Glimmerglass just wasn't for me. The plot was promosiing: political intrigue in Avalon, the only city where humans and Fae coexist. Dana, the main character, doesn't know who to trust or what side anyone is really on. That should've made for a dramatic and twisty-turny book. Instead, I found myself noticing how simplistic the writing style was and that Dana was kind of whiny and immature. She tells us how responsible and grown up she is, but when an author has to tell us things instead of showing, it's not nearly as effective. Plot-driven, first person POVs often have this problem, but I can overlook it if the narrator has a distinct and well-created voice. Glimmerglass didn't make me overlook its flaws.
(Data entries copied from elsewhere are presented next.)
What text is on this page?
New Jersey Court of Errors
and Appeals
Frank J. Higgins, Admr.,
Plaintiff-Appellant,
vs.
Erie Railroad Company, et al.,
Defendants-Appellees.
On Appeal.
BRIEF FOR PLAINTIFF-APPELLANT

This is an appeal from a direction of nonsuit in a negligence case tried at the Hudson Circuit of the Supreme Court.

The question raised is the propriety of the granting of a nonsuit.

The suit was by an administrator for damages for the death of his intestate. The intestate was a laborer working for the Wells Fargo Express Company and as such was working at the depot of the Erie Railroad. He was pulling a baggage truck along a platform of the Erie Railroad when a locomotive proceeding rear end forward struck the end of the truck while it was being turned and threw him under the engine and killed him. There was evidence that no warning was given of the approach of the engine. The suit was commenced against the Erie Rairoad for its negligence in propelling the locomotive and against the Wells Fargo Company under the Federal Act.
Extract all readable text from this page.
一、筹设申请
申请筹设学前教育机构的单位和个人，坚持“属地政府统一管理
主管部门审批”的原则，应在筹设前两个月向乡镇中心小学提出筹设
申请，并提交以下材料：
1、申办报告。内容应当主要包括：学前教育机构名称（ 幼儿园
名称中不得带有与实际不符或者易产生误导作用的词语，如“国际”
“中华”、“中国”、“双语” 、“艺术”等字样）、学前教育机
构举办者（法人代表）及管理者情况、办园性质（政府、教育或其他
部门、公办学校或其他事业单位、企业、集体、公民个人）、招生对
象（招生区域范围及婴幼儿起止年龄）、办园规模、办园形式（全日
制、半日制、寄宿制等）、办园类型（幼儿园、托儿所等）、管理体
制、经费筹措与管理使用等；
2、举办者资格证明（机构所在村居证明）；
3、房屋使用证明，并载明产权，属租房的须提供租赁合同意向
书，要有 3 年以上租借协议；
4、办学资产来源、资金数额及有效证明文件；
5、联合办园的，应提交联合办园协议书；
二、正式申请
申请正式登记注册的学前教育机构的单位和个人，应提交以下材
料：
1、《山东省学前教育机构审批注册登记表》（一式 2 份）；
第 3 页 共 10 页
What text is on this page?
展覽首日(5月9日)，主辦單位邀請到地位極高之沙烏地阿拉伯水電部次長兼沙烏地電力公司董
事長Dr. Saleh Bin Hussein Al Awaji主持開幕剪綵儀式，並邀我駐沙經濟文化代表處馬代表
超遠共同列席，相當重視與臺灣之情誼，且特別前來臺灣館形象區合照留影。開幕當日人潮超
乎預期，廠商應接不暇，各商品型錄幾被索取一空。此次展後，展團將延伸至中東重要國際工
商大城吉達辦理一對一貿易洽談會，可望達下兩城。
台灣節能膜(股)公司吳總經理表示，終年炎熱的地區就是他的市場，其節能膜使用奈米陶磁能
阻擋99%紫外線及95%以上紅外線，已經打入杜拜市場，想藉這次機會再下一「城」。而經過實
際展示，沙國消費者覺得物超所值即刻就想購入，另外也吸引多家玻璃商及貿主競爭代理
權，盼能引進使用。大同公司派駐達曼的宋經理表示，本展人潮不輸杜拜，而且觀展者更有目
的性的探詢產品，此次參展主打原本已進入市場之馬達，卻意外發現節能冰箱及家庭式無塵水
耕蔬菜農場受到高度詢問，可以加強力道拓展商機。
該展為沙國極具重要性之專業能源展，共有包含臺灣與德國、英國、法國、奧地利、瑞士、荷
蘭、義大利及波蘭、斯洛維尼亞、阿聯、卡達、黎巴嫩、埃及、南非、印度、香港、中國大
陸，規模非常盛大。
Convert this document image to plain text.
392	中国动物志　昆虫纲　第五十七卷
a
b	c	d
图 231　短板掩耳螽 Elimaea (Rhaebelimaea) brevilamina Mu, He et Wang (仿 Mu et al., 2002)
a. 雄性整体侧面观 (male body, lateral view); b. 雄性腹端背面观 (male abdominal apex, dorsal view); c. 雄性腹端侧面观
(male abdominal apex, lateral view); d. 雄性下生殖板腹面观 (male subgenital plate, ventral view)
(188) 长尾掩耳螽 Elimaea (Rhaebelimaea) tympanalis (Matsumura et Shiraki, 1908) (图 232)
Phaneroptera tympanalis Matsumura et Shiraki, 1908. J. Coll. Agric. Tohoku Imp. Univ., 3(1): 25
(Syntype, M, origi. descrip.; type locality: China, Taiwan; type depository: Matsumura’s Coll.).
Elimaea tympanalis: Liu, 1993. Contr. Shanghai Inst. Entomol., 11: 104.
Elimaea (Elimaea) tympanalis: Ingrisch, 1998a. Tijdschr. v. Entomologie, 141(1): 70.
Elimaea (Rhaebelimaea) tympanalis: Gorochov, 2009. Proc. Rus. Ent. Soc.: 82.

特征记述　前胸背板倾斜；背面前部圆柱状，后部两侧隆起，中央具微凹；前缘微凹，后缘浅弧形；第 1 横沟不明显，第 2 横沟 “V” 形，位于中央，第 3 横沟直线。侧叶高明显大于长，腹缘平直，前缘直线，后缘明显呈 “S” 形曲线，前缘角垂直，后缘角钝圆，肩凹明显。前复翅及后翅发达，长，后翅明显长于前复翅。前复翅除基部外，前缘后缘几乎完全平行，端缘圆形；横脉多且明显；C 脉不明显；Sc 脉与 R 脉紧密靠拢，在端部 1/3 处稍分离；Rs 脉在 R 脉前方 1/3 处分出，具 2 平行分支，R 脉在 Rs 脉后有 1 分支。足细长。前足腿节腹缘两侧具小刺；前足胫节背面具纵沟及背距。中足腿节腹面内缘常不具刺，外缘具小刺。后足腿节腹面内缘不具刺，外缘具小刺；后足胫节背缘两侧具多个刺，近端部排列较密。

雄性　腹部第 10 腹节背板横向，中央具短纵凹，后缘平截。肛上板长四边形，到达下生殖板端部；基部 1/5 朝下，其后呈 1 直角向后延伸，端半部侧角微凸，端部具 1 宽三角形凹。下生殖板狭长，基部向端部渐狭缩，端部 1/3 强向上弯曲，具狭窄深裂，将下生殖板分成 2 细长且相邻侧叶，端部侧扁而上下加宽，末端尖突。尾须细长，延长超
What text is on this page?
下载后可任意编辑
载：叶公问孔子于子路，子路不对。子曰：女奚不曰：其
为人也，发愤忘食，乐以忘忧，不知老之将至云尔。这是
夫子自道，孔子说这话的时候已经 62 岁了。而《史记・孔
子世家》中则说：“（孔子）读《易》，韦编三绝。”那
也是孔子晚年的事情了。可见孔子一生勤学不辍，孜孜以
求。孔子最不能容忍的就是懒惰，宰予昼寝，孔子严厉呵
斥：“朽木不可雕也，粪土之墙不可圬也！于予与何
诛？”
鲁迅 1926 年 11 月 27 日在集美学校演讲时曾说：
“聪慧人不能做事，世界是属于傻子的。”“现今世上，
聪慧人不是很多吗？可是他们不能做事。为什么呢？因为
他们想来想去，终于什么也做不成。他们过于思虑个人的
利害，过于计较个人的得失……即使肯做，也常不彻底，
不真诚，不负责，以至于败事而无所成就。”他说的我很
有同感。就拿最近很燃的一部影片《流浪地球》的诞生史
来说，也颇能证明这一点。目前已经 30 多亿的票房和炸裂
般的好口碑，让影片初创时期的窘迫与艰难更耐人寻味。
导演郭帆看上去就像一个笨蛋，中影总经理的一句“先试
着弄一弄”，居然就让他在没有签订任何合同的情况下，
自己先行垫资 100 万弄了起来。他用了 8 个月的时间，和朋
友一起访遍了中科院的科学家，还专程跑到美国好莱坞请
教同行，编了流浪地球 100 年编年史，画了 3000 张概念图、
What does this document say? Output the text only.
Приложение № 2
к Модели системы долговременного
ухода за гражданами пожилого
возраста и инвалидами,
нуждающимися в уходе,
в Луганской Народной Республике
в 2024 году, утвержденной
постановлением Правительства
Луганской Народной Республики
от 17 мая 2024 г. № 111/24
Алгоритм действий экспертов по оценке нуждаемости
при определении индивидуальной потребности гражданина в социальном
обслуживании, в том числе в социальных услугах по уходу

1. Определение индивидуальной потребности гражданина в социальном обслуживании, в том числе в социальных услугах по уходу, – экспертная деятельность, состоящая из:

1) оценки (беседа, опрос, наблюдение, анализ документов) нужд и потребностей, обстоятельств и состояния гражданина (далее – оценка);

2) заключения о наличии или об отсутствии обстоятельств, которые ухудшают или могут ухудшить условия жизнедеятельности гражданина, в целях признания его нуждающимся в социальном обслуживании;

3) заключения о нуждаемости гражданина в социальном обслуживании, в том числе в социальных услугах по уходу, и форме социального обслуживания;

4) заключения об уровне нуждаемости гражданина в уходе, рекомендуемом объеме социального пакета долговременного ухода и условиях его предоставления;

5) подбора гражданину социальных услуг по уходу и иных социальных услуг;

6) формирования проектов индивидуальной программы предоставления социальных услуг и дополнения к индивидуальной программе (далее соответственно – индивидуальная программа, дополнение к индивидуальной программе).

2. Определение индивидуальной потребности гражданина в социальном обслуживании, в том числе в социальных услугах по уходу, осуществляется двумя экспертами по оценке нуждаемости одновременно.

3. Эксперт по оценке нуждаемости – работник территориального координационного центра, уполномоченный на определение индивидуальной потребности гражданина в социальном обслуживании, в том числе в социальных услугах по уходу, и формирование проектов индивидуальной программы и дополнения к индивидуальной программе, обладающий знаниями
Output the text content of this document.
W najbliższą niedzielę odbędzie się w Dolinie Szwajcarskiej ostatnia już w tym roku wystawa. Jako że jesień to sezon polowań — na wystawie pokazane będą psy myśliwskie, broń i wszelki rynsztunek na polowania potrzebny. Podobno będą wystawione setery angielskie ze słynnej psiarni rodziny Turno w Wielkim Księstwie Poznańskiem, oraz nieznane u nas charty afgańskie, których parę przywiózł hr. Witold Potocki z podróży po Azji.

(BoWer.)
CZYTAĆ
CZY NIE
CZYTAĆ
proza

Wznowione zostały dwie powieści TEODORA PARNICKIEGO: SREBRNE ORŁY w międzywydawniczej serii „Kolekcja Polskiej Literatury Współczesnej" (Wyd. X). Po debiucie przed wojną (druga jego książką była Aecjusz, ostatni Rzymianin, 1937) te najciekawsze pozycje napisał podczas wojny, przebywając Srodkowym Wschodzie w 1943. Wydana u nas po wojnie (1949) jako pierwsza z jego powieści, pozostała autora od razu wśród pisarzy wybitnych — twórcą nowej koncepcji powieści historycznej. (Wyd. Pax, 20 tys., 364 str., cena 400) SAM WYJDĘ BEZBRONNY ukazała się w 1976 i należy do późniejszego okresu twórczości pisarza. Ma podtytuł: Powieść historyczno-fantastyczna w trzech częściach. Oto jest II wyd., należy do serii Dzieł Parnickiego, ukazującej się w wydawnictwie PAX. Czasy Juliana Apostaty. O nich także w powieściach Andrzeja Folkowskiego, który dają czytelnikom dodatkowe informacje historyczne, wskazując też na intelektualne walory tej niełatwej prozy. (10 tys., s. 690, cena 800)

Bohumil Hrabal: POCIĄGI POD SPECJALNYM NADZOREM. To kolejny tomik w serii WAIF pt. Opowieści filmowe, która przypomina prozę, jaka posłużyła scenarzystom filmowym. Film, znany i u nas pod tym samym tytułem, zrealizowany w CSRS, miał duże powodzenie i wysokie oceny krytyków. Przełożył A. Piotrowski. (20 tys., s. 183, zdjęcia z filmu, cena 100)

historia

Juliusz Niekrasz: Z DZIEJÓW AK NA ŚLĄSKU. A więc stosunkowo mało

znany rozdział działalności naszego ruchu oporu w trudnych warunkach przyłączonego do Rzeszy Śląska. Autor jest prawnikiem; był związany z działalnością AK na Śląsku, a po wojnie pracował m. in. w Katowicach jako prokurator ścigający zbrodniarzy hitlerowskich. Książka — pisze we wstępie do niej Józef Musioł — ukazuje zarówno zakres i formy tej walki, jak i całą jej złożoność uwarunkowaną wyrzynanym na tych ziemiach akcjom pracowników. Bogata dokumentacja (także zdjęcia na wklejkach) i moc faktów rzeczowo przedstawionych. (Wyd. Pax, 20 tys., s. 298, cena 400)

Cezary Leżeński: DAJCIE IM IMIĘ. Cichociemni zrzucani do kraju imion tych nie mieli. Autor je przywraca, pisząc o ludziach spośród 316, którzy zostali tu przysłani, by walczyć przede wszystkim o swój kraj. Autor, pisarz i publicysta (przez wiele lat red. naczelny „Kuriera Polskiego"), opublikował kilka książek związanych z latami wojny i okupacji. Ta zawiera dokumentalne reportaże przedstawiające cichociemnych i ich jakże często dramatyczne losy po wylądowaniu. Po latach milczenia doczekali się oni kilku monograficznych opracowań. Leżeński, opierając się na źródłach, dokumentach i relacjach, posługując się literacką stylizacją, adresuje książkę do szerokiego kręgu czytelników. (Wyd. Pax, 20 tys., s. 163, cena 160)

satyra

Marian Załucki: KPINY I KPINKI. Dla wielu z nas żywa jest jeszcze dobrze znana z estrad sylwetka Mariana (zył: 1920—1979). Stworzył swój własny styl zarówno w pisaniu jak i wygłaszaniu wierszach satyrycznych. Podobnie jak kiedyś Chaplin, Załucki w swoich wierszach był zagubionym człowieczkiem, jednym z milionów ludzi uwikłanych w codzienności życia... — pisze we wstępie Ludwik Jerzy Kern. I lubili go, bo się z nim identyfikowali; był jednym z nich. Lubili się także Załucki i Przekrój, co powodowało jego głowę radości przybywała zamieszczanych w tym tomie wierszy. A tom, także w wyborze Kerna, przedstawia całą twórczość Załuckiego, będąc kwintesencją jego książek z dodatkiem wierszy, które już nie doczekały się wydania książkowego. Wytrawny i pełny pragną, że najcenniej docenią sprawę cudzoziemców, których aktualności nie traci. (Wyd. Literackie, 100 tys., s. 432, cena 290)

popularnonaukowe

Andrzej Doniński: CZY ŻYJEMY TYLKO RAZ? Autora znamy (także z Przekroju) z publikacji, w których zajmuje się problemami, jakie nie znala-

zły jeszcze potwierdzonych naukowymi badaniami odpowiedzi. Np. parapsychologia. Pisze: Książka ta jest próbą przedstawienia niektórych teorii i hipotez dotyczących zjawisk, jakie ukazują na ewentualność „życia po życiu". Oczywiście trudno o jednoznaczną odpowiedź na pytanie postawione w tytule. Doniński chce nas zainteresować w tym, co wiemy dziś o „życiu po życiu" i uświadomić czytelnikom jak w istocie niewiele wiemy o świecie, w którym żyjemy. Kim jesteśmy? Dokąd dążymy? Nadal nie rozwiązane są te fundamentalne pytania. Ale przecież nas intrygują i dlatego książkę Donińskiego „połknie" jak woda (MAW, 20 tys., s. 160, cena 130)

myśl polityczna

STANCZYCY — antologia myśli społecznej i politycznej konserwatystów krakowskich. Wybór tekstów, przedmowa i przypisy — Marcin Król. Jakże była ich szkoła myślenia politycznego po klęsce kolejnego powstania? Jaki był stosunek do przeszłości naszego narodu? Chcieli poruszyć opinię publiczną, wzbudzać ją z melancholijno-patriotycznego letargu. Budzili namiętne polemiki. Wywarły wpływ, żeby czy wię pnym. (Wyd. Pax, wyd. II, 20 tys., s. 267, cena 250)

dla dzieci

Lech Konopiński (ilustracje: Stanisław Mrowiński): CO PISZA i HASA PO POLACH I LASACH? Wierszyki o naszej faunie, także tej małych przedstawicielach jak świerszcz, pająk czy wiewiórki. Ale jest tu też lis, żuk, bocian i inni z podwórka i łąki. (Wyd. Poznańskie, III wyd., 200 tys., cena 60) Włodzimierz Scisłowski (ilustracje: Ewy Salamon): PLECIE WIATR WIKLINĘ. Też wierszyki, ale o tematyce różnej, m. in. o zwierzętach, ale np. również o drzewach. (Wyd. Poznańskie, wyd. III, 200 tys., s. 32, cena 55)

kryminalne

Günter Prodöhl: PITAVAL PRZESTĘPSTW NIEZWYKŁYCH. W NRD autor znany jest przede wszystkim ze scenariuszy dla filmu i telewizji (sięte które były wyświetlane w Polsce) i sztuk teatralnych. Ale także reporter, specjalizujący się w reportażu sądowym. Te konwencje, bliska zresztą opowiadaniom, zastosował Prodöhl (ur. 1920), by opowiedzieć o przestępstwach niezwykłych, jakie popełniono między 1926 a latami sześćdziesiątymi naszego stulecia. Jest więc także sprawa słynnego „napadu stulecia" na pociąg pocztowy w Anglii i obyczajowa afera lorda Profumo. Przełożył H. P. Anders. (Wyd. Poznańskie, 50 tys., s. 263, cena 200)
It could almost have been written for middleschoolers, but the profanity wasn't approriate for that age group. Nor was the fact that everyone wanted to give Dana alcohol, and she willingly accepted, even though she was underage and her mother is an alcoholic whose drinking has ruined Dana's life.
I just couldn't get behind the main love interest, Ethan. He is, of course, "hot." We're told that repeatedly. (Everyone is hot in this book, except for Dana who mentions over and over again how average and painfully human she is compared to the gorgeous fae.)*Minor Spoiler* He secretly uses magic to "help Dana relax" while they are kissing and I'm sorry, but that's just a little too close to "You know you'll like it...here, have another drink" for my taste. This is supposed to be a book for teenagers, so that didn't sit well with me. Neither did the description of the...how can I put this delicately?...very visible physical sign that Ethan was into their makeout session.I've heard the descriptions get more graphic in the next book in the series.
Plus, there are hints of a love triangle in the future. There's no reason for Dana to like any of the guys she's into, other than that they are...yet again..."hot."
One more thing: I can't stand it when a character does not ask the obvious question that is staring her in the face. If you had a mysterious necklace that seemed to get warm whenever magic was being used nearby, wouldn't you ask someone who knew about magic what the deal was? Dana doesn't. I could've dealt with that had the rest of the book held my interest, but it didn't. I'm not going to read the rest of the series.